As a result of the travelers’ smart decision making, the total travel time of DUE is reduced to about 3 200 000 sec from 4 000 000 sec in the DUO where travelers are myopic. Note that these numbers may be different for each simulation as the algorithm is stochastic.
DSO¶
Now we compute DSO solution. To obtain the solution, we use a similar iterative algorithm to the previous DUE example. In this algorithm, each traveler tries to minimize their marginal travel time (i.e., private cost + externality) instead of the private cost as in DUE.
This algorithm is a loose generalization of “DSO game” of the following paper:
Satsukawa, K., Wada, K., & Watling, D. (2022). Dynamic system optimal traffic assignment with atomic users: Convergence and stability. Transportation Research Part B: Methodological, 155, 188-209.
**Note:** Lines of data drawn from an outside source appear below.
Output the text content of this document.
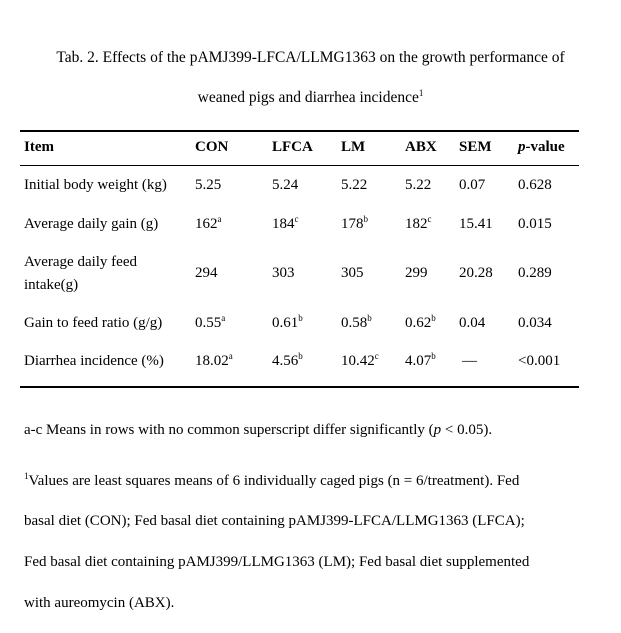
Tab. 2. Effects of the pAMJ399-LFCA/LLMG1363 on the growth performance of
weaned pigs and diarrhea incidence$^1$
Item	CON	LFCA LM	ABX SEM p-value
Initial body weight (kg) 5.25	5.24	5.22	5.22 0.07 0.628
Average daily gain (g) 162$^a$	184$^c$	178$^b$ 182$^c$ 15.41 0.015
Average daily feed
intake(g)
294	303	305	299 20.28 0.289
Gain to feed ratio (g/g) 0.55$^a$	0.61$^b$	0.58$^b$ 0.62$^b$ 0.04 0.034
Diarrhea incidence (%) 18.02$^a$	4.56$^b$	10.42$^c$ 4.07$^b$ —	<0.001
a-c Means in rows with no common superscript differ significantly (p < 0.05).
$^1$Values are least squares means of 6 individually caged pigs (n = 6/treatment). Fed
basal diet (CON); Fed basal diet containing pAMJ399-LFCA/LLMG1363 (LFCA);
Fed basal diet containing pAMJ399/LLMG1363 (LM); Fed basal diet supplemented
with aureomycin (ABX).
In this paper, it is theoretically guaranteed that their DSO game algorithm converges to the global optimal DSO state. However, it may take long time. This SolverDSO_D2D speeds up the solution process significantly, but it weaken the convergence guarantee.
[11]:
# DSO by ALNS
solver_DSO = SolverDSO_D2D(create_World)
solver_DSO.solve(max_iter=50, print_progress=False)
W_DSO = solver_DSO.W_sol
W_DSO.analyzer.print_simple_stats(force_print=True)
df_DSO = W_DSO.analyzer.basic_to_pandas()
solving DSO...
DSO summary:
total travel time: initial 4046400.0 -> minimum 2962800.0
number of potential route changes: initial 1660.0 -> minimum 960.0
route marginal travel time gap: initial 8825.7 -> minimum 137.5
computation time: 2.9 seconds
results:
average speed: 0.0 m/s
number of completed trips: 4500 / 4500
total travel time: 2962800.0 s
average travel time of trips: 658.4 s
average delay of trips: 328.4 s
delay ratio: 0.499
total distance traveled: 23520000.0 m
[12]:
visualizaion_helper_function(W_DSO)
results:
average speed: 0.0 m/s
number of completed trips: 4500 / 4500
total travel time: 2962800.0 s
average travel time of trips: 658.4 s
average delay of trips: 328.4 s
delay ratio: 0.499
total distance traveled: 23520000.0 m
LoggingWarning: vehicle_logging_timestep_interval is not 1. The plot is not exactly accurate.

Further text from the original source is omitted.